Trump’s more obvious public gaffes-- mispronouncing the Turkish President's name, or telling an audience in Israel he "just got back from the Middle East"-- don’t stem from a low intelligence, Mr Schneider said. Instead, they come his “lack of intellectual curiosity.”“His bad moves generally come from his narcissism, and his arrogance, and his extreme centeredness,” he said. “He doesn't seem to know very much, because all he cares about is himself. And he knows a great deal about himself.”Jack Naglieri, a psychological research professor who also develops intelligence tests, has a different theory. He believes Mr Trump is lacking in “executive function”-- the process of strategising, evaluating, decision making, and impulse control.According to Mr Naglieri, strong executive function is a “hallmark of intelligence," and makes for a more modern, reliable indicator than notoriously imprecise IQ tests.“It's very, very clear that Trump lacks this critical executive function,” Mr Naglieri said, pointing to the President’s outbursts, impulsivity, and apparent lack of empathy and insight.“The tweeting is an obvious impulse control problem,” Mr Naglieri said.As for who would win in a battle of the wits, the researcher is “absolutely” on team Tillerson.“Tillerson is clearly a person who has impulse control, who thinks things through,” he said. “...He's not blurting out, he's not impulsive, he's not flying off the handle. He's not telegraphing his anger like Trump does.”“I'd put my money on Tillerson any day,” he added.

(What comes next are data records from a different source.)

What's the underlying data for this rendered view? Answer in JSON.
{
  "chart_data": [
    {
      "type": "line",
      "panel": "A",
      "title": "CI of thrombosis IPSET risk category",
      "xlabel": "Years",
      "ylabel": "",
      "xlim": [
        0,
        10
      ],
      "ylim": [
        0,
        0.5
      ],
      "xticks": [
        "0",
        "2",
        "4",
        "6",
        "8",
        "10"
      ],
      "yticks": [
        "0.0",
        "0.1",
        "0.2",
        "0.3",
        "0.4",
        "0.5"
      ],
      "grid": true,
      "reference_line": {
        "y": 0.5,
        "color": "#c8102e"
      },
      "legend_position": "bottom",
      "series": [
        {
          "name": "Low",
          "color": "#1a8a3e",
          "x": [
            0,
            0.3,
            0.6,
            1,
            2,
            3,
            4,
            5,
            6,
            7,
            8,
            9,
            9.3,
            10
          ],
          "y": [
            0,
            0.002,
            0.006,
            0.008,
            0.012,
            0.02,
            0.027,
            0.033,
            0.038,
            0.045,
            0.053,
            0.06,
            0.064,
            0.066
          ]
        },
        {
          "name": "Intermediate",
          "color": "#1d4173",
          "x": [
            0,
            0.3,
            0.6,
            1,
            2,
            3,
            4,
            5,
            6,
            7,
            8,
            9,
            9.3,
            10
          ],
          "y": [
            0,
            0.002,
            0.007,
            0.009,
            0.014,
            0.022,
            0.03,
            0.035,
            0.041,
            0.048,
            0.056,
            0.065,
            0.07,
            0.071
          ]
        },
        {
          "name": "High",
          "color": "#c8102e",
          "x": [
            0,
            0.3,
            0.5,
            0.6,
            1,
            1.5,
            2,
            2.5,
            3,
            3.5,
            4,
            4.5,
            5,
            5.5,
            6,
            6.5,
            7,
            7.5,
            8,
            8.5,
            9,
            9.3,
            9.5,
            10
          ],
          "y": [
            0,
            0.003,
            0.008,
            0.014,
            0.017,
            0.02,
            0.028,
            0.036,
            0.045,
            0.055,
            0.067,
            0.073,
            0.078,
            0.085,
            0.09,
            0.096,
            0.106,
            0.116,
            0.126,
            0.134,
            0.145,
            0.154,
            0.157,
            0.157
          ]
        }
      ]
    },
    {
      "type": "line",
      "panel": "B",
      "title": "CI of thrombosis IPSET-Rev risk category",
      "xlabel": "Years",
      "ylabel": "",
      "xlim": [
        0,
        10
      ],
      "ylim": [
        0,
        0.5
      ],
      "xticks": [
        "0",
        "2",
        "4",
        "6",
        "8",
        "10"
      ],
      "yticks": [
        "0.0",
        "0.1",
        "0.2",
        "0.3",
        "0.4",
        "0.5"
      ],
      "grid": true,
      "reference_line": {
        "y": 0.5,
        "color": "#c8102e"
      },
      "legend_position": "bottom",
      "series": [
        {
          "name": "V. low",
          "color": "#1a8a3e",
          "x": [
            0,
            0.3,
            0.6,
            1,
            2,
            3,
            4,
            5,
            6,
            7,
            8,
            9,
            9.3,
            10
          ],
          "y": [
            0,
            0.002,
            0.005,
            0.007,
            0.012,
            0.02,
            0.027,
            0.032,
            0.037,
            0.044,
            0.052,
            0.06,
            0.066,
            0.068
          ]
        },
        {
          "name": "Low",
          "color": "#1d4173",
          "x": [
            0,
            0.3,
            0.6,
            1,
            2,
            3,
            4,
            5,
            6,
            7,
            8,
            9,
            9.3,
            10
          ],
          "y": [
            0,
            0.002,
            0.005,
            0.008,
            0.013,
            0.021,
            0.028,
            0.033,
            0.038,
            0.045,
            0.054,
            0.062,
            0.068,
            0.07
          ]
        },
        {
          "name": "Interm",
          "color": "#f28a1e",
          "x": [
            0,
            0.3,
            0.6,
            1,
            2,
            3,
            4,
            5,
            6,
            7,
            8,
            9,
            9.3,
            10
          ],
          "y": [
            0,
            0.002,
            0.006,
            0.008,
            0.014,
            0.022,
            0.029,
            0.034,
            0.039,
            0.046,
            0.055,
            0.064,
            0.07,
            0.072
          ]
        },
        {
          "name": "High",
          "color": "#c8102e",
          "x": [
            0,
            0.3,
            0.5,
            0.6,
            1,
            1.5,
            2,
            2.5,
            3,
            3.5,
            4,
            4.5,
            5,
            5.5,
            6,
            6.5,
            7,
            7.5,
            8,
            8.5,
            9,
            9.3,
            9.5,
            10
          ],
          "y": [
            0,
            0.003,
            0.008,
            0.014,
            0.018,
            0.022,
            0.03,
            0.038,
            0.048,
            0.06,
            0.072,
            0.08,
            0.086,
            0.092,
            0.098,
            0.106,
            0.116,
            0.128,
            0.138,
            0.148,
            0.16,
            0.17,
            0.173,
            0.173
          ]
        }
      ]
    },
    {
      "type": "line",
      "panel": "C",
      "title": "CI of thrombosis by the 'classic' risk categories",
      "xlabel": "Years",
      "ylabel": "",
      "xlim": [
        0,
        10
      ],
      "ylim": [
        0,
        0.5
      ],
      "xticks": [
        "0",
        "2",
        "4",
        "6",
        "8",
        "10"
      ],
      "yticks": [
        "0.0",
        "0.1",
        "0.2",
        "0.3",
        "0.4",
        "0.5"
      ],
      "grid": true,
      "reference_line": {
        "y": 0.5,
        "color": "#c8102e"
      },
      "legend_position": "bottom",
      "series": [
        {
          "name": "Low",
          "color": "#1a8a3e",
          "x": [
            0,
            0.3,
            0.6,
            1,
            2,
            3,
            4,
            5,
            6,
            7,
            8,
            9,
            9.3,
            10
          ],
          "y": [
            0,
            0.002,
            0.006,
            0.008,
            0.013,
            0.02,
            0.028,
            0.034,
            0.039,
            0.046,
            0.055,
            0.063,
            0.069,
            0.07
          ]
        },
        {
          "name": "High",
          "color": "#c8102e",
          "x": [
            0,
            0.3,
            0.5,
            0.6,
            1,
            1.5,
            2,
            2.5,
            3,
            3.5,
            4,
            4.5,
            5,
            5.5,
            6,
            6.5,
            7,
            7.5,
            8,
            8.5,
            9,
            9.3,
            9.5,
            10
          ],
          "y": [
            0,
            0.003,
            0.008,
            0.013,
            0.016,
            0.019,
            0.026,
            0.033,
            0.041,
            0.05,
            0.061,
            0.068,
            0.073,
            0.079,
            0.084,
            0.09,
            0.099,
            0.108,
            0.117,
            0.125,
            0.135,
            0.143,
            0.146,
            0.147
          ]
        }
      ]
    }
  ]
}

And these academics aren't the only ones betting against Señor Trumpanzee. As you can see in their little betting odds sheet just above, the European oddsmakers at BetOnline.ag see Tillerson as the odds on favorite to win that matchup. Maybe Trump shouldn't have been bellowing to the Pentagon about a 10-fold increase in the U.S. nuclear arsenal, which is apparently what impelled Secretary Tillerson to explain to everyone within earshot that the orange-hued baboon that he works for is a "fucking moron" in the first place.